Trump began imposing tariffs on imports shortly after becoming president for the second time to help bring production back to the U.S. Part of the plan is already working in certain cases. Several companies, including Johnson & Johnson, Apple Inc., Honda Motor Co. Ltd., Hyundai Motor Co. and Nvidia Corp., have all announced plans to boost U.S. manufacturing. But there is still a long way to go. Grantham and Shenfeld estimate the U.S. would need an additional 3.3 million workers to achieve a balanced trade on goods in the manufacturing sector, while a trade balance in just autos, metals, and electronics would require 1.8 million workers. “Unlike where we were at the turn of the millennium, or even more so, during the immediate aftermath of the 2008 financial crisis recession, we don’t have an overhang of unemployed manufacturers waiting to take positions that become available,” they said. “In both the factory sector and the overall economy, there are very few unemployed Americans relative to the number of open positions.”

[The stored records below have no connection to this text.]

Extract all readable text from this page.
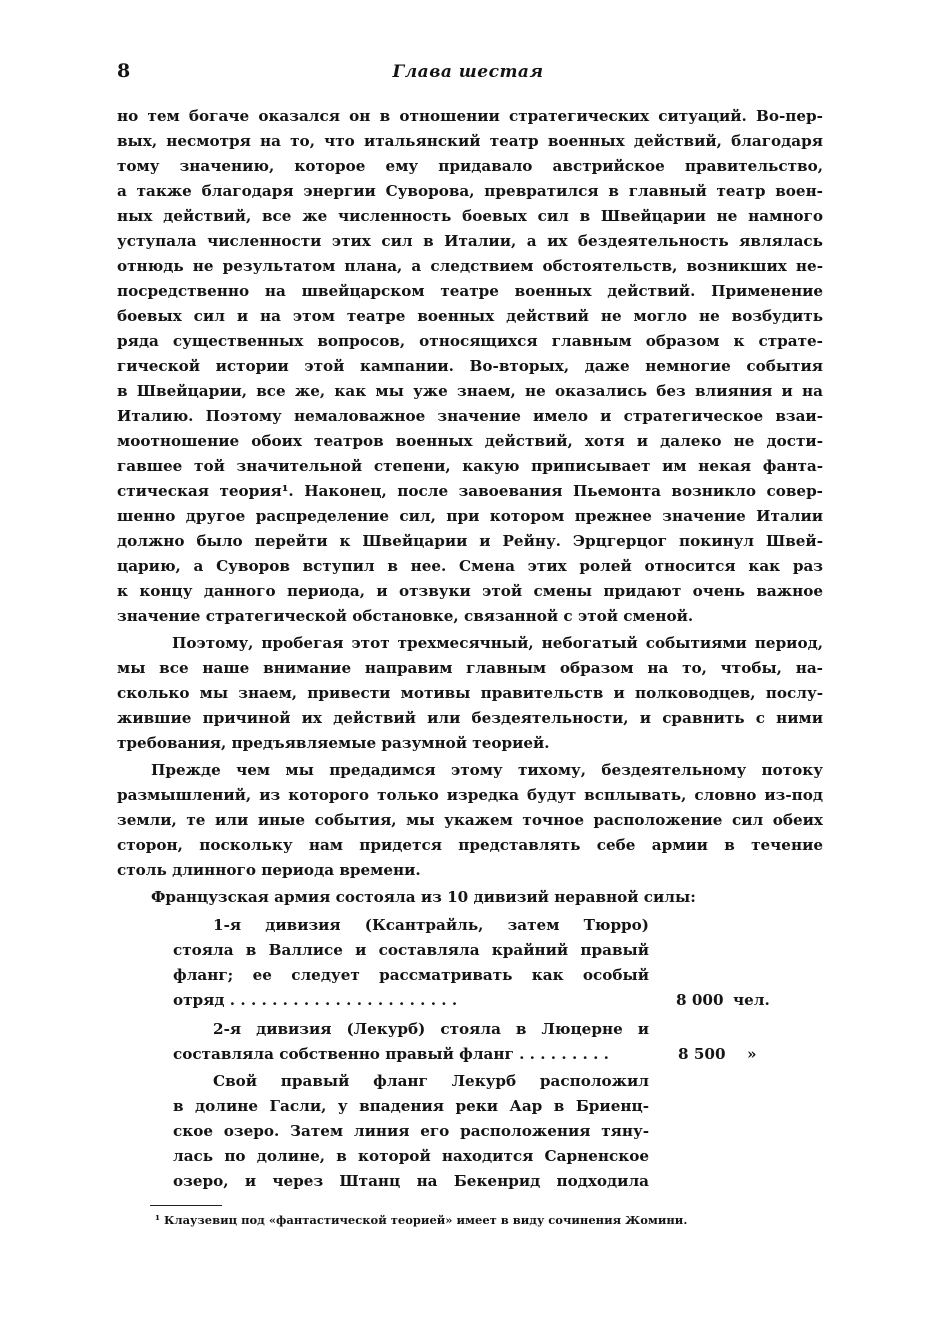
8	Глава шестая
но тем богаче оказался он в отношении стратегических ситуаций. Во-пер-
вых, несмотря на то, что итальянский театр военных действий, благодаря
тому значению, которое ему придавало австрийское правительство,
а также благодаря энергии Суворова, превратился в главный театр воен-
ных действий, все же численность боевых сил в Швейцарии не намного
уступала численности этих сил в Италии, а их бездеятельность являлась
отнюдь не результатом плана, а следствием обстоятельств, возникших не-
посредственно на швейцарском театре военных действий. Применение
боевых сил и на этом театре военных действий не могло не возбудить
ряда существенных вопросов, относящихся главным образом к страте-
гической истории этой кампании. Во-вторых, даже немногие события
в Швейцарии, все же, как мы уже знаем, не оказались без влияния и на
Италию. Поэтому немаловажное значение имело и стратегическое взаи-
моотношение обоих театров военных действий, хотя и далеко не дости-
гавшее той значительной степени, какую приписывает им некая фанта-
стическая теория¹. Наконец, после завоевания Пьемонта возникло совер-
шенно другое распределение сил, при котором прежнее значение Италии
должно было перейти к Швейцарии и Рейну. Эрцгерцог покинул Швей-
царию, а Суворов вступил в нее. Смена этих ролей относится как раз
к концу данного периода, и отзвуки этой смены придают очень важное
значение стратегической обстановке, связанной с этой сменой.
Поэтому, пробегая этот трехмесячный, небогатый событиями период,
мы все наше внимание направим главным образом на то, чтобы, на-
сколько мы знаем, привести мотивы правительств и полководцев, послу-
жившие причиной их действий или бездеятельности, и сравнить с ними
требования, предъявляемые разумной теорией.
Прежде чем мы предадимся этому тихому, бездеятельному потоку
размышлений, из которого только изредка будут всплывать, словно из-под
земли, те или иные события, мы укажем точное расположение сил обеих
сторон, поскольку нам придется представлять себе армии в течение
столь длинного периода времени.
Французская армия состояла из 10 дивизий неравной силы:
1-я дивизия (Ксантрайль, затем Тюрро)
стояла в Валлисе и составляла крайний правый
фланг; ее следует рассматривать как особый
отряд . . . . . . . . . . . . . . . . . . . . . .	8 000 чел.
2-я дивизия (Лекурб) стояла в Люцерне и
составляла собственно правый фланг . . . . . . . . .	8 500 »
Свой правый фланг Лекурб расположил
в долине Гасли, у впадения реки Аар в Бриенц-
ское озеро. Затем линия его расположения тяну-
лась по долине, в которой находится Сарненское
озеро, и через Штанц на Бекенрид подходила
¹ Клаузевиц под «фантастической теорией» имеет в виду сочинения Жомини.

Bringing back manufacturing jobs on a large scale would also require American workers to take a pay cut. Average hourly wages in manufacturing fell behind the overall private sector 10 years ago and widened during the pandemic even as more factories automated the lowest-paying jobs, the economists said. For example, the U.S. has given up a lot of factory jobs to Germany since 1997, but the American household income gap had widened compared to Germany by 2019. “It’s not clear that shifting workers from where they are currently employed into the kind of manufacturing jobs that would be needed to substitute for imports would represent a gain,” Grantham and Shenfeld said. On top of the recruiting challenges, tight immigration policies and an aging population in the U.S. would make filling these jobs even harder, they said. “It would be a long road to either train a sufficient number of Americans or bring in immigrants with these skills, along with the entire nexus of facilities needed to replicate what’s now present in Asia,” they said.